I'd like to suggest that the fact that human preferences can be decomposed into beliefs and values is one that deserves greater scrutiny and explanation. It seems intuitively obvious to us that rational preferences must decompose like that (even if not exactly into a probability distribution and a utility function), but it’s less obvious why.
The importance of this question comes from our tendency to see beliefs as being more objective than values. We think that beliefs, but not values, can be right or wrong, or at least that the notion of right and wrong applies to a greater degree to beliefs than to values. One dramatic illustration of this is in Eliezer Yudkowsky’s proposal of Coherent Extrapolated Volition, where an AI extrapolates the preferences of an ideal humanity, in part by replacing their "wrong” beliefs with “right” ones. On the other hand, the AI treats their values with much more respect.
Since beliefs and values seem to correspond roughly to the probability distribution and the utility function in expected utility theory, and expected utility theory is convenient to work with due to its mathematical simplicity and the fact that it’s been the subject of extensive studies, it seems useful as a first step to transform the question into “why can human decision making be approximated as expected utility maximization?”
I can see at least two parts to this question:
- Why this mathematical structure?
- Why this representation of the mathematical structure?
Not knowing how to answer these questions yet, I’ll just write a bit more about why I find them puzzling.
Why this mathematical structure?
It’s well know that expected utility maximization can be derived from a number of different sets of assumptions (the so called axioms of rationality) but they all include the assumption of Independence in some form. Informally, Independence says that what you prefer to happen in one possible world doesn’t depend on what you think happens in other possible worlds. In other words, if you prefer A&C to B&C, then you must prefer A&D to B&D, where A and B are what happens in one possible world, and C and D are what happens in another.
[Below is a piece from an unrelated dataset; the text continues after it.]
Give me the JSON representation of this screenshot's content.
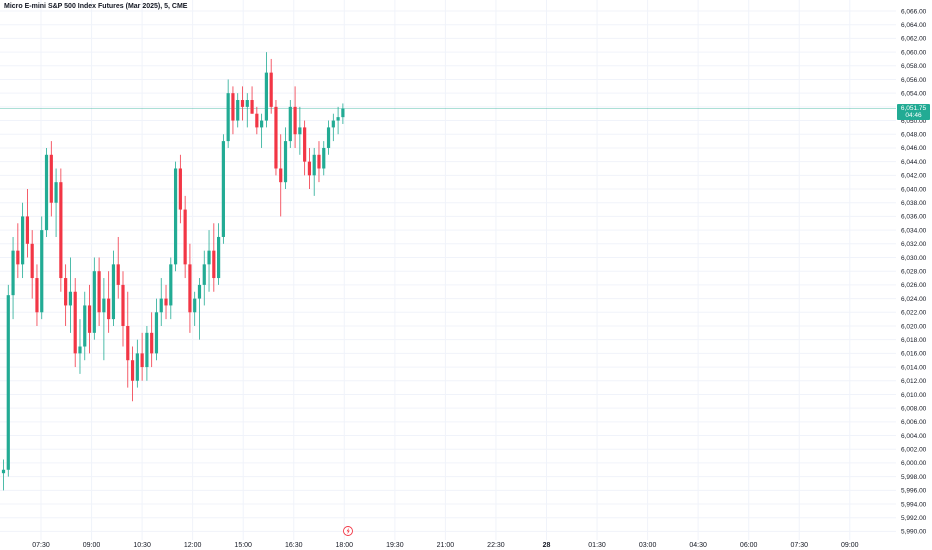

This assumption is central to establishing the mathematical structure of expected utility maximization, where you value each possible world separately using the utility function, then take their weighted average. If your preferences were such that A&C > B&C but A&D < B&D, then you wouldn’t be able to do this.
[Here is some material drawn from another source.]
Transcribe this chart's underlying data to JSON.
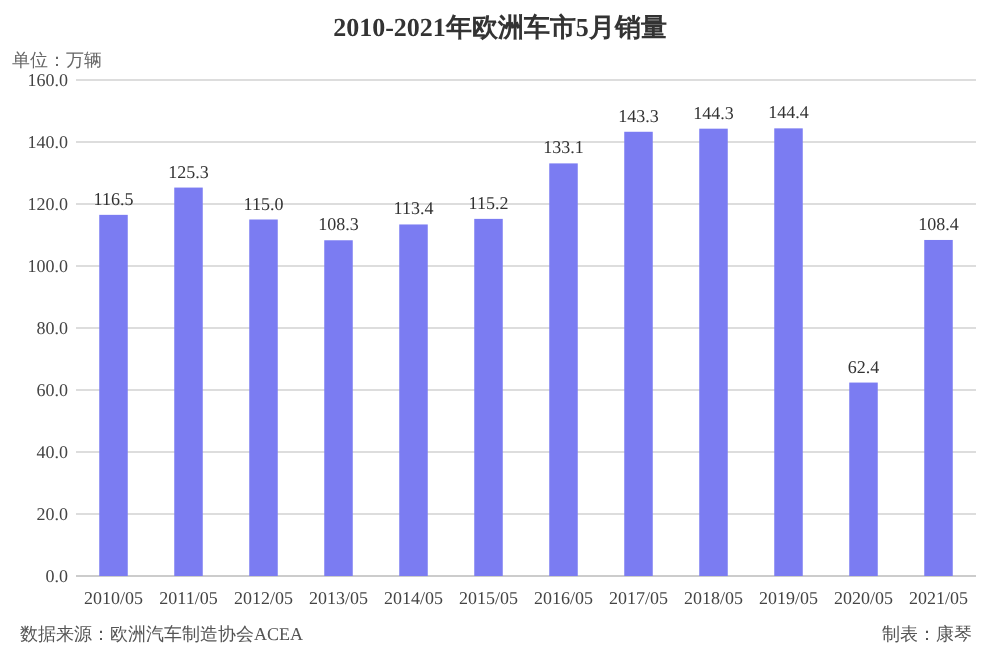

It seems clear that our preferences do satisfy Independence, at least approximately. But why? (In this post I exclude indexical uncertainty from the discussion, because in that case I think Independence definitely doesn't apply.) One argument that Eliezer has made (in a somewhat different context) is that if our preferences didn’t satisfy Independence, then we would become money pumps. But that argument seems to assume agents who violate Independence, but try to use expected utility maximization anyway, in which case it wouldn’t be surprising that they behave inconsistently. In general, I think being a money pump requires having circular (i.e., intransitive) preferences, and it's quite possible to have transitive preferences that don't satisfy Independence (which is why Transitivity and Independence are listed as separate axioms in the axioms of rationality).
Why this representation?
Vladimir Nesov has pointed out that if a set of preferences can be represented by a probability function and a utility function, then it can also be represented by two probability functions. And furthermore we can “mix” these two probability functions together so that it’s no longer clear which one can be considered “beliefs” and which one “values”. So why do we have the particular representation of preferences that we do?
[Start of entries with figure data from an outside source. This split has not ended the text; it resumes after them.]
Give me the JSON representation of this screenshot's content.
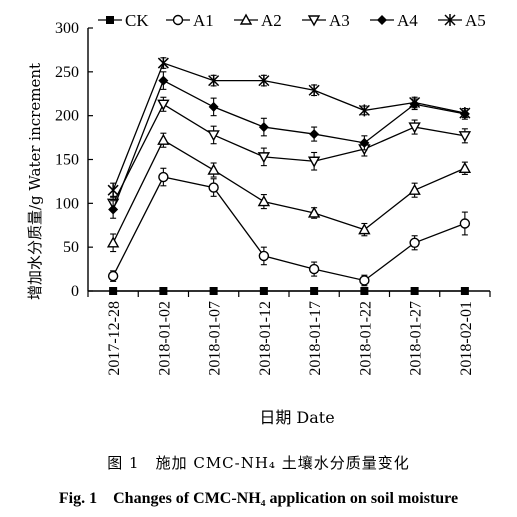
{
  "chart_data": {
    "type": "line",
    "title": "",
    "xlabel": "日期 Date",
    "ylabel": "增加水分质量/g Water increment",
    "ylim": [
      0,
      300
    ],
    "yticks": [
      0,
      50,
      100,
      150,
      200,
      250,
      300
    ],
    "grid": false,
    "legend_position": "top",
    "x": [
      "2017-12-28",
      "2018-01-02",
      "2018-01-07",
      "2018-01-12",
      "2018-01-17",
      "2018-01-22",
      "2018-01-27",
      "2018-02-01"
    ],
    "series": [
      {
        "name": "CK",
        "marker": "filled-square",
        "values": [
          0,
          0,
          0,
          0,
          0,
          0,
          0,
          0
        ],
        "errors": [
          0,
          0,
          0,
          0,
          0,
          0,
          0,
          0
        ]
      },
      {
        "name": "A1",
        "marker": "open-circle",
        "values": [
          17,
          130,
          118,
          40,
          25,
          12,
          55,
          77
        ],
        "errors": [
          6,
          10,
          10,
          10,
          8,
          6,
          8,
          13
        ]
      },
      {
        "name": "A2",
        "marker": "open-triangle-up",
        "values": [
          55,
          172,
          138,
          102,
          89,
          70,
          115,
          140
        ],
        "errors": [
          10,
          8,
          8,
          8,
          6,
          7,
          8,
          7
        ]
      },
      {
        "name": "A3",
        "marker": "open-triangle-down",
        "values": [
          100,
          213,
          178,
          153,
          148,
          162,
          187,
          177
        ],
        "errors": [
          8,
          8,
          10,
          10,
          10,
          8,
          8,
          8
        ]
      },
      {
        "name": "A4",
        "marker": "filled-diamond",
        "values": [
          93,
          240,
          210,
          187,
          179,
          169,
          213,
          202
        ],
        "errors": [
          10,
          10,
          10,
          10,
          8,
          8,
          6,
          6
        ]
      },
      {
        "name": "A5",
        "marker": "star",
        "values": [
          115,
          260,
          240,
          240,
          229,
          206,
          215,
          203
        ],
        "errors": [
          8,
          6,
          6,
          6,
          6,
          5,
          6,
          5
        ]
      }
    ]
  },
  "caption": {
    "cn": "图 1　施加 CMC-NH₄ 土壤水分质量变化",
    "en": "Fig. 1　Changes of CMC-NH₄ application on soil moisture"
  }
}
Is it possible that the dichotomy between beliefs and values is just an accidental byproduct of our evolution, perhaps a consequence of the specific environment that we’re adapted to, instead of a common feature of all rational minds? Unlike the case with anticipation, I don’t claim that this is true or even likely here, but it seems to me that we don’t understand things well enough yet to say that it’s definitely false and why that's so.
This comment is directly about the question of probability and utility. The division is not so much about considering the two things separately, as it is about extracting tractable understanding of the whole human preference (prior+utility) into a well-defined mathematical object (prior), while leaving all the hard issues with elicitation of preference in the utility part. In practice it works like this: a human conceptualizes a problem so that a prior (that is described completely) can be fed to an automatic tool, then tool's conclusion about the aspect specified as probability is interpreted by a human again. People fill in the utility part by using their preference, even though they can't represent it as the remaining utility part. Economists, having to create autonomous models of decision-making (as distinct from autonomous decision-making systems), have to introduce the whole preference, but it's so approximate that it's of no use in most other contexts.
Because of the utility-prior divide of human preference in practice of human decision-making, with only prior in the domain of things that are technically understood, there is a strong association of prior with "knowledge" (hence "belief", but being people of science we expel feeling-associated connotations from the concept), while utility remains vague, but is a necessary part that completes the picture to the expression of whole preference, hence introduction of utility to a problem is strongly associated with values.
But why do human preferences exhibit the (approximate) independence which allows the extraction to take place?